ARC-AGIとは
Abstraction and Reasoning Corpus / ARC
少数の例示から図形パターンの変換規則を見抜く、抽象化と推論の能力を測るベンチマーク
ひとことで言うと
「例を数個見て法則を見抜く」パズル集。人間には簡単でもAIには難しく、AIの本当の応用力を測るテストとして注目される。
概要
ARC-AGIとは、少数の例示から図形パターンの変換規則を見抜いて適用する、抽象化と推論の能力を測るベンチマークを指す。 各問題は数個の入出力例と1つのテスト入力で構成され、人間には直感的に解けるが、記憶した知識の再生では解けないよう設計されている。 流動的知能、すなわち未知の課題への適応能力を測ることを狙いとし、大量の知識で解けるベンチマークが飽和する中でもAIの正答率が人間を下回る状態が続いたため、AGIへの進捗を測る指標として注目された。 賞金コンテストARC Prizeが開催され、より難度の高いARC-AGI-2など後継版の整備も進んでいる。
歴史
2019年にFrançois Cholletが論文「On the Measure of Intelligence」とともに公開した。
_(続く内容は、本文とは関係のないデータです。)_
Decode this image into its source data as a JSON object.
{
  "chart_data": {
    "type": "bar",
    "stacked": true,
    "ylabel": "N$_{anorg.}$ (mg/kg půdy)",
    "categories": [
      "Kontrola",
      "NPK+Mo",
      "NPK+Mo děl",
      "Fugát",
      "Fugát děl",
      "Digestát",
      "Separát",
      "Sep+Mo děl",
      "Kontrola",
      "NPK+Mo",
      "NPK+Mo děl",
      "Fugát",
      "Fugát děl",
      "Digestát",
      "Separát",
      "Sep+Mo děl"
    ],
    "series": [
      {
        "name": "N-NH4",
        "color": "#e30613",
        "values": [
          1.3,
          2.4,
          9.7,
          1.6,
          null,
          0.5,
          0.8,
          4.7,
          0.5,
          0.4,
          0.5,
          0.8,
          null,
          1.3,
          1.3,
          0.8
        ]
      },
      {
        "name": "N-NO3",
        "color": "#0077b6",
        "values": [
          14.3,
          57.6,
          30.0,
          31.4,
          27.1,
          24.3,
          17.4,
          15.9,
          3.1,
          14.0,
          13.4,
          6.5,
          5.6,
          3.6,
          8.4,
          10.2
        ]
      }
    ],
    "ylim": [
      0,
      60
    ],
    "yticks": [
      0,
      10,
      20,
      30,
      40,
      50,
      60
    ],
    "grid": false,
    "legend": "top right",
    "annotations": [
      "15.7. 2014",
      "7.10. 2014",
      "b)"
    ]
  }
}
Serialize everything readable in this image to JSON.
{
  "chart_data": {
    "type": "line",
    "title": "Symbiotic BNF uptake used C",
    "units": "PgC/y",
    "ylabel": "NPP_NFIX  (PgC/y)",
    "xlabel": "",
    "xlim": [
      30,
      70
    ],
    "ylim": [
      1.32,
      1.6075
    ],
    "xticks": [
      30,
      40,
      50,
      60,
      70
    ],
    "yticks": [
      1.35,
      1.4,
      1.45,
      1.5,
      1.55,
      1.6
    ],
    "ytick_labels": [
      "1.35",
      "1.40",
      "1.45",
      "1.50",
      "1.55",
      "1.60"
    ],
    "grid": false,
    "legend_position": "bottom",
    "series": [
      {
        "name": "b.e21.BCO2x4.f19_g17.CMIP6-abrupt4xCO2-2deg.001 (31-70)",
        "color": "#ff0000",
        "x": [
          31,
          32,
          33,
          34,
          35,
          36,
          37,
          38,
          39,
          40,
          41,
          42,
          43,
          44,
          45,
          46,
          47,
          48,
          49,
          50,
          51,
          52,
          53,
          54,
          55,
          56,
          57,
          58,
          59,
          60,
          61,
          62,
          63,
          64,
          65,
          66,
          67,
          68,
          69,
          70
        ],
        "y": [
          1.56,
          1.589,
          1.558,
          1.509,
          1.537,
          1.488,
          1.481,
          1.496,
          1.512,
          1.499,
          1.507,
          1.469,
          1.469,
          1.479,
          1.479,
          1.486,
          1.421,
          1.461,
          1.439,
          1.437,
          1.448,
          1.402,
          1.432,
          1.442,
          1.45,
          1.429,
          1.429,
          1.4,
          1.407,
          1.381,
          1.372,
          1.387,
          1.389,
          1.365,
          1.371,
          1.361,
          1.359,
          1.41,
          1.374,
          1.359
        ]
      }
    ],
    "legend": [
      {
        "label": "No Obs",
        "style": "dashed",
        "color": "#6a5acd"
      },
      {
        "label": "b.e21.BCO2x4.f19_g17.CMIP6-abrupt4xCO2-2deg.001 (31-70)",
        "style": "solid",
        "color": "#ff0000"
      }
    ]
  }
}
2024年には賞金コンテストARC Prizeが始まり、同年12月にOpenAIのo3が高スコアを報告して話題になった。
関連用語
よくある質問
ARC-AGIとARC-AGI-2の違いは何か。
ARC-AGI-2は初代ARC-AGIより問題の難度を上げ、単純なパターンマッチングでは解けないよう設計を強化した後継版になる。
人間の正答率はどの程度か。
公開時の報告では、多くの人間が比較的高い正答率で解ける一方、当時のAIモデルの正答率は大きく下回るという結果が示された。